The nature of our analysis is ‘exploratory’,7 as we want to extract insights from the app reviews which could be useful for different stakeholders, for example, app developers, public-health experts, decision makers and the public. The two research questions (RQs) that we explore are (1) what are the users’ satisfaction levels with the three UK apps? and (2) what are the main issues (problems) that users have reported about the apps? While some studies8 have shown that there may be some inherent negative bias in public app reviews (in app stores), many researchers6 and practitioners are widely using app reviews to derive improvement recommendations on the apps.
User feedback has long been an important approach for understanding the success or failure of software systems, traditionally in the form of direct feedback or focus groups and more recently through social media (eg, tweets about a given app in Tweeter) and reviews submitted in app stores.9. A systematic literature review6 of the approaches used to mine user opinion from app store reviews identified a number of approaches used to analyse such reviews and some interesting findings such as the correlation between app rating and downloads.

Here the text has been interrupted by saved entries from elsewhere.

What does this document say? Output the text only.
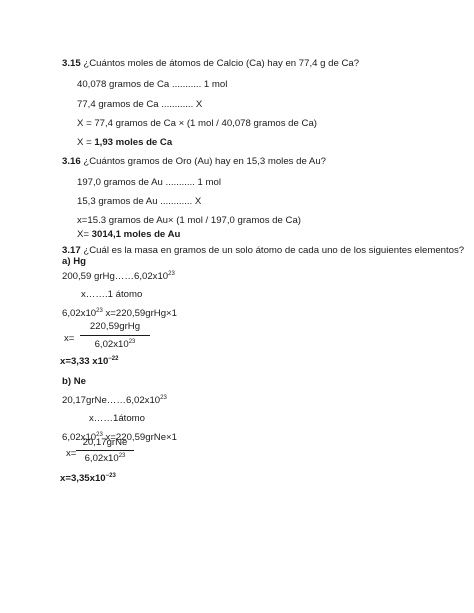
3.15 ¿Cuántos moles de átomos de Calcio (Ca) hay en 77,4 g de Ca?
40,078 gramos de Ca ........... 1 mol
77,4 gramos de Ca ............ X
X = 77,4 gramos de Ca × (1 mol / 40,078 gramos de Ca)
X = 1,93 moles de Ca
3.16 ¿Cuántos gramos de Oro (Au) hay en 15,3 moles de Au?
197,0 gramos de Au ........... 1 mol
15,3 gramos de Au ............ X
x=15.3 gramos de Au× (1 mol / 197,0 gramos de Ca)
X= 3014,1 moles de Au
3.17 ¿Cuál es la masa en gramos de un solo átomo de cada uno de los siguientes elementos?
a) Hg
200,59 $grHg\dots\dots 6,02x10^{23}$
x…….1 átomo
$6,02x10^{23}$ x=220,59grHg×1
x=
220,59grHg
$6,02x10^{23}$
x=3,33 $x10^{-22}$
b) Ne
$20,17grNe\dots\dots 6,02x10^{23}$
x……1átomo
$6,02x10^{23}$ x=220,59grNe×1
x=
20,17grNe
$6,02x10^{23}$
$x=3,35x10^{-23}$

Several related papers, similar to this work, have been published, for example, a recent paper10 focused on sentiment analysis of user reviews of the Irish app. Another recent paper11 analysed the user reviews of apps of a set of 16 countries (UK was not included). The paper presented thematic findings on what went wrong with the apps, for example, lack of citizen involvement, lack of understanding of the technological context of users and ambitious technical assumptions without cultural considerations.
As another related work, we have published online a recent comprehensive technical report12 by analysing the review data of nine European apps from (1) England and Wales, (2) Scotland, (3) Northern Ireland, (4) Ireland, (5) Germany, (6) Switzerland, (7) France, (8) Finland and (9) Austria. In this current paper, our goal was to go in depth and focus on the three UK apps.
In addition to the academic (peer-reviewed) literature, in the grey literature (such as news articles and technical reports), there are plenty of articles on the software engineering aspects of contact-tracing apps. For example, an interesting related news article was entitled ‘UK contact-tracing app launch shows flawed understanding of software development’ (www.verdict.co.uk/contact-tracing-app-launch/). The article argued that ‘In a pandemic, speed is critical. When it comes to developing high-quality software at speed, using open-source is essential, which other nations were quick to recognize. The article also criticised the approach taken by the UK healthcare authorities in developing their app from scratch: ‘Countries such as Ireland, Germany, and Italy used open-source to build [develop] their own applications months ago. Sadly the UK did not follow suit, and wasted millions of pounds and hours of resources trying to build its own version’.
Another motivating factor for this study is the consulting engagement of the first author in relation to the NI’s StopCOVID NI app, in the summer of 2020. Some of his activities included peer review and inspection of various software engineering artefacts of the app, for example, design diagrams, test plans and test suites; see page 13 of an online report by the NI’s Health and Social Care authority (https://covid-19.hscni.net/wp-content/uploads/2020/07/Expleo-StopCOVIDNI-Closure-Report-V1.0.pdf) In the project, a need was identified to review and mine insights from user reviews in order to be able to make improvements in the app.
In the rest of this paper, we first review our method and data collection approach, and then present the results of our analysis. We then conclude the paper with discussions and conclusions.